Le principe : avant même de chercher à verdir la production d’énergie, il faudrait s’efforcer d’en diminuer la consommation. Même démarche en ce qui concerne les déchets : mieux vaudrait commencer par en produire moins, avant de mettre en place des solutions de recyclage… Et avant de créer des infrastructures de transport, il conviendrait de chercher à limiter les déplacements pendulaires…

Le problème des solutions d’adaptation ? Le seuil de « rentabilité écologique » de ces travaux est trop long à atteindre, par rapport aux évolutions actuelles du climat ! En outre, souligne Sébastien Maire, la démarche de sobriété présente des avantages immédiats pour les collectivités locales. « Elle est vertueuse financièrement », explique-t-il. En effet, la sobriété se traduit par des dépenses moindres. Par ailleurs, « depuis des années, on parle de développer le territoire pour le rendre attractif. Mais ce n’est pas forcément synonyme de plus de qualité de vie pour ses habitants », poursuit Sébastien Maire. A contrario, des solutions low tech et bon marché peuvent se révéler efficaces. Au sein de France Ville Durable, collectivités et entreprises ont commencé à s’approprier ces idées. « Le mouvement démarre, mais il faut massifier les expériences », estime-t-il.

Moins de dépenses publiques et une meilleure qualité de vie

Déjà, en Normandie, plusieurs collectivités ont initié des démarches, accompagnées par l’Ademe. A l’origine du mouvement, une étude de celle-ci sur la trajectoire énergétique des collectivités, il y a cinq ans. « Nous avons constaté qu’elles travaillaient beaucoup sur l’efficacité énergétique, et peu sur la sobriété », relate Karine Bosser, coordinatrice locale du pôle Territoires durables . C’est ainsi que l’Agence a commencé à travailler sur le sujet de la sobriété avec des villes moyennes, via leur schéma directeur immobilier, qui définit leur stratégie dans ce domaine.

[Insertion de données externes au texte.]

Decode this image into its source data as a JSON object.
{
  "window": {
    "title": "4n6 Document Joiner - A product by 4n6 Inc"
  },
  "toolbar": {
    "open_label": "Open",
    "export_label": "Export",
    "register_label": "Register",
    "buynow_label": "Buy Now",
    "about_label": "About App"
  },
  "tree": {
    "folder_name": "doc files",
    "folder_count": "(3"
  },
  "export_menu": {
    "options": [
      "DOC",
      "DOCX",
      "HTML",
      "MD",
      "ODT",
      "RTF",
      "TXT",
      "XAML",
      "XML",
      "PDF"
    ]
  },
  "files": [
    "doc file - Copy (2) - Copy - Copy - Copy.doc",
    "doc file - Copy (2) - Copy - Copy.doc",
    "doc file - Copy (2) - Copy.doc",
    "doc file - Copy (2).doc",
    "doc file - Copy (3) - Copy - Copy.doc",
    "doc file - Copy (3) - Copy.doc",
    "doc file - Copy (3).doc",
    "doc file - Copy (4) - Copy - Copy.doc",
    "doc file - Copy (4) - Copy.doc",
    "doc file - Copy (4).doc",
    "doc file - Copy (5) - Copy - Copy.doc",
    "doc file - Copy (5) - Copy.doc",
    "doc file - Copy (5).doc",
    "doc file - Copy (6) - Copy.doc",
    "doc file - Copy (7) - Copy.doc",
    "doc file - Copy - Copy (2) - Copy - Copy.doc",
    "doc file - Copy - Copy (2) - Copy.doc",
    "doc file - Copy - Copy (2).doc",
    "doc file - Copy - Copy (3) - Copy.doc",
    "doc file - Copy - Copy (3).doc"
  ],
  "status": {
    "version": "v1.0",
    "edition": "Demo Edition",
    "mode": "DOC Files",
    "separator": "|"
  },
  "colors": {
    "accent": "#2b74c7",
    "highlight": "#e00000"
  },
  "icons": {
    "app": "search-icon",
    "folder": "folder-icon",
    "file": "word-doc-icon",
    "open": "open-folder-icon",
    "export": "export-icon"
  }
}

Exemple de travail mené avec une collectivité qui disposait de quatre écoles : « en analysant l’utilisation des bâtiments, nous avons observé que des écoles étaient sous-utilisées », relate Karine Bosser. Chauffage et maintenance pouvaient donc être évités, autant de frais et de dépenses énergétiques en moins. Sur ce constat, une concertation a été menée avec l’ensemble des parties prenantes. Au terme de l’opération, une des quatre écoles a été fermée…

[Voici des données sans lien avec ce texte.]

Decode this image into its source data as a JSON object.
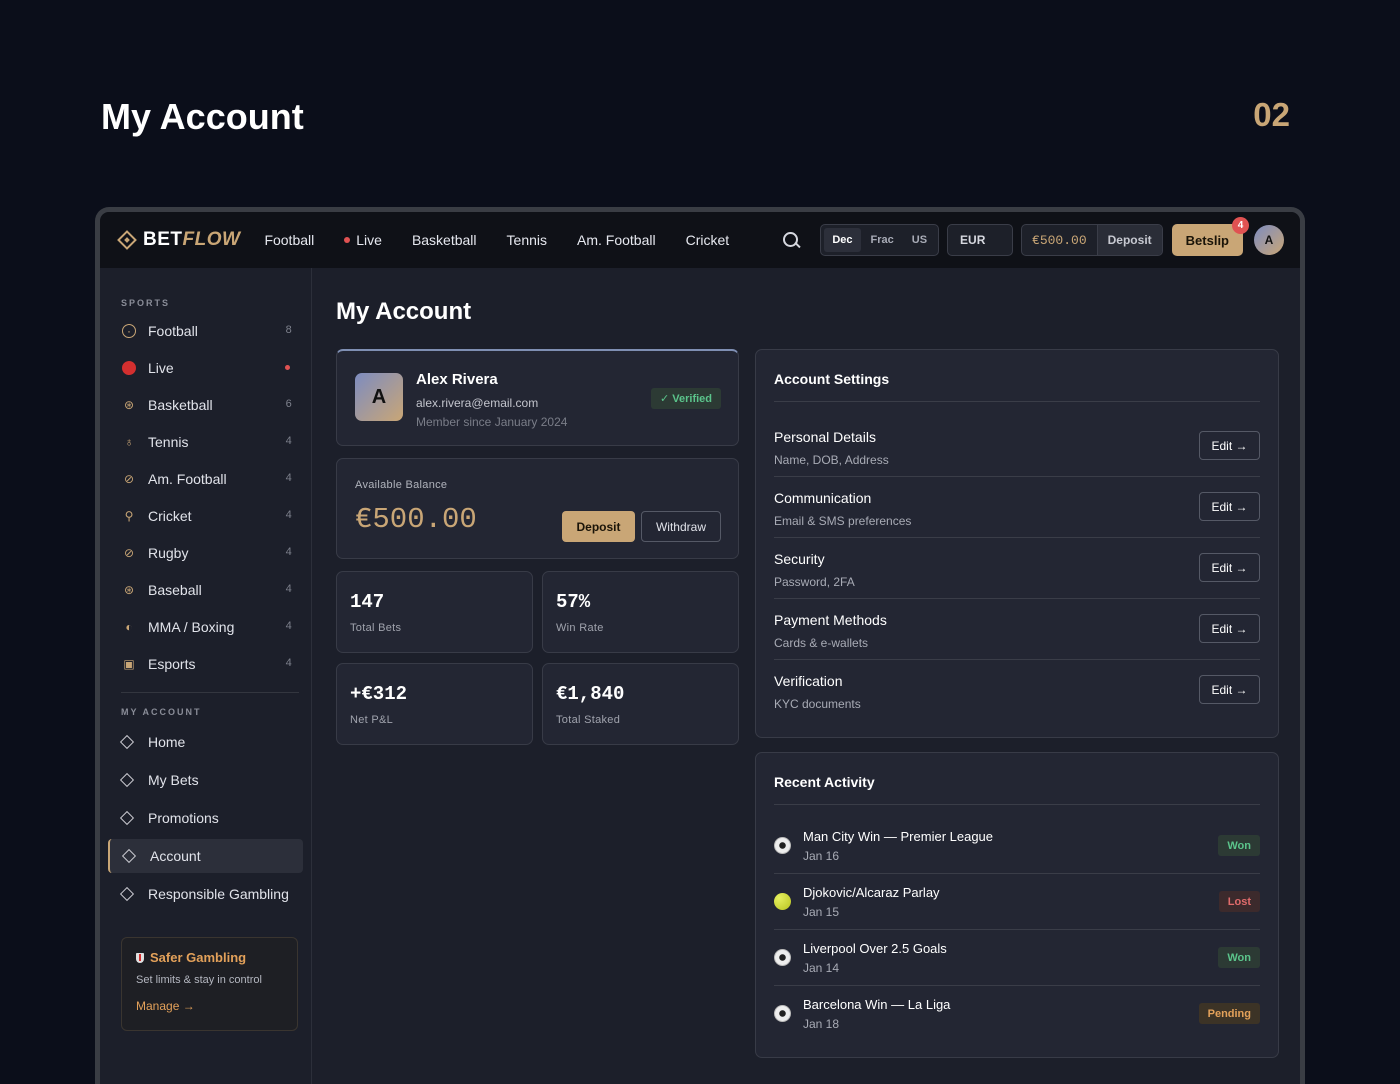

Autre exemple de politique de sobriété normande : à Argentan, l’éclairage public a été considérablement restreint. En 2017, la commune a mené un test d’extinction de l’éclairage nocturne pratiquement dans toute la ville. La population était invitée à s’exprimer sur le sujet via un numéro vert. Seuls quelques citoyens ont demandé – et obtenu — que l’éclairage soit maintenu certains jours de l’année, comme le 14 juillet. Joint à un travail sur l’efficacité énergétique de l’éclairage public, le chantier a abouti à une économie de 175 000 euros annuels… La démarche de sobriété nécessite de définir avec soin cette notion. « La réinterrogation des besoins est fondamentale », explique Karine Bosser, évoquant une politique de « juste besoin ».

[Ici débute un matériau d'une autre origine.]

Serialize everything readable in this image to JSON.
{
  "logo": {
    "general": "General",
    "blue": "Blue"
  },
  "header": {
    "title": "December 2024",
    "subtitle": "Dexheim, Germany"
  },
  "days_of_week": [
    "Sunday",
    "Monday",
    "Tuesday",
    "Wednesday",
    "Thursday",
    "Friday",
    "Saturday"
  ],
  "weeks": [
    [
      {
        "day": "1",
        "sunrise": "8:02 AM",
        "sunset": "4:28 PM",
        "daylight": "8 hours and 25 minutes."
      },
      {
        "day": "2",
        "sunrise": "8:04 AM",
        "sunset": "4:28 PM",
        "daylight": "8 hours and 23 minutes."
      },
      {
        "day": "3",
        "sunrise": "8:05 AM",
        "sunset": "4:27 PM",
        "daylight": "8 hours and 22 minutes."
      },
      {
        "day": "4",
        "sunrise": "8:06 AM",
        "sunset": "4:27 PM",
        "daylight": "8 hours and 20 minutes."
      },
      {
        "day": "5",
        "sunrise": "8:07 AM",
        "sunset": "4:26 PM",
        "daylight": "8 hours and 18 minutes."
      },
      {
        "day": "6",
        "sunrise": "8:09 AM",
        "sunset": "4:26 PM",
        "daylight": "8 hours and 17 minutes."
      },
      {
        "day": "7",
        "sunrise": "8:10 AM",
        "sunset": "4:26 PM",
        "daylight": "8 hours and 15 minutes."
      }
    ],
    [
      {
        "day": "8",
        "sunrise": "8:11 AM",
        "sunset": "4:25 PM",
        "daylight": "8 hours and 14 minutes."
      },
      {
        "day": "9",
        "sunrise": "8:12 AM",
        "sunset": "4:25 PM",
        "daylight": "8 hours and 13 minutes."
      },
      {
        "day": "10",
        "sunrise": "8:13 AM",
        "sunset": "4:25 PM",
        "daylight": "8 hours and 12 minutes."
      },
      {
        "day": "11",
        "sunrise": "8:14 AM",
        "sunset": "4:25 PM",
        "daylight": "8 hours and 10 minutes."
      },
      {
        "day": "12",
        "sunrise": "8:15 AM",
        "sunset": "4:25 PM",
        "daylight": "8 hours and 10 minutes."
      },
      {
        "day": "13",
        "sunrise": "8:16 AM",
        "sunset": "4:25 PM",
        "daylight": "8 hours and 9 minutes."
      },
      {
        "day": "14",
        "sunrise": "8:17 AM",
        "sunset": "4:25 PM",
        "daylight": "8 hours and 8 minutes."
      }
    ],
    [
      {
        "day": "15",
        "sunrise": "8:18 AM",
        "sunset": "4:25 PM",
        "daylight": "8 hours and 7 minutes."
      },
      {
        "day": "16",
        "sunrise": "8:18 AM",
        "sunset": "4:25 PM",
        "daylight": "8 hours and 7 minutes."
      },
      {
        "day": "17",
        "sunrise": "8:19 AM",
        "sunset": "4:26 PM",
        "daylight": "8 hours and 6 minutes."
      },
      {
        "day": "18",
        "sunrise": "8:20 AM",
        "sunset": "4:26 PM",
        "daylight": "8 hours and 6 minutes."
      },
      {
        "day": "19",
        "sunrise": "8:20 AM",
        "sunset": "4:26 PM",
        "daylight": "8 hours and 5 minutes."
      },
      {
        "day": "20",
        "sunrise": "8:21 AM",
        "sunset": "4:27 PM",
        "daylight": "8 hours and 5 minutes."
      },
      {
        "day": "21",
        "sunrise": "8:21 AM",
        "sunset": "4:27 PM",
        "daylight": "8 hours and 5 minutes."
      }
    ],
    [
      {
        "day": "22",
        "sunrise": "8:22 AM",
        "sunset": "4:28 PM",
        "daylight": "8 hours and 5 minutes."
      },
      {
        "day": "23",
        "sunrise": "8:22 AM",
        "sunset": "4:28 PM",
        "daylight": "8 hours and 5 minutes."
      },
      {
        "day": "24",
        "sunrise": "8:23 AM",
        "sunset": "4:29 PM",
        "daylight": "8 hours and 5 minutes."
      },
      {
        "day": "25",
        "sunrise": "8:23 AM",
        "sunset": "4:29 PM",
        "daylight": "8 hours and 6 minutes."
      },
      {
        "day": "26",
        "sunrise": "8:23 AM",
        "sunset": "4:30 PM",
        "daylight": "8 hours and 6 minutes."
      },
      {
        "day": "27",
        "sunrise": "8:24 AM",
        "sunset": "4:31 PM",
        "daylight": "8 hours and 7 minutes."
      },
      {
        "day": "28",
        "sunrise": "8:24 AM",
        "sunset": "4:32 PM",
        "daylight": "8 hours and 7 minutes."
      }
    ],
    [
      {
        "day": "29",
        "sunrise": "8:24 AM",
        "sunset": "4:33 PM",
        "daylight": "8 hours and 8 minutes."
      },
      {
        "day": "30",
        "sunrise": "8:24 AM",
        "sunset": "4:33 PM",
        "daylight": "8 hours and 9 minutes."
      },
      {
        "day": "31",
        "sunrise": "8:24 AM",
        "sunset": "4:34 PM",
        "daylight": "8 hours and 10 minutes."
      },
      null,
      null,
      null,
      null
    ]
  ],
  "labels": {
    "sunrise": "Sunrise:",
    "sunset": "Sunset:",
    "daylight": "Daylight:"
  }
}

Ailleurs en France, d’autres collectivités commencent à structurer leurs actions en fonction de la sobriété, d’après l’Ademe. La ville de Grenoble, par exemple, s’est dotée d’un chef de projet dédié à la sobriété énergétique pour ses propres bâtiments. Et, en Bretagne, Lorient Agglomération a inscrit la sobriété foncière dans son SCOT, schéma de cohérence territoriale, fixant un principe de diminution de la consommation d’espace et de limite de l’étalement urbain.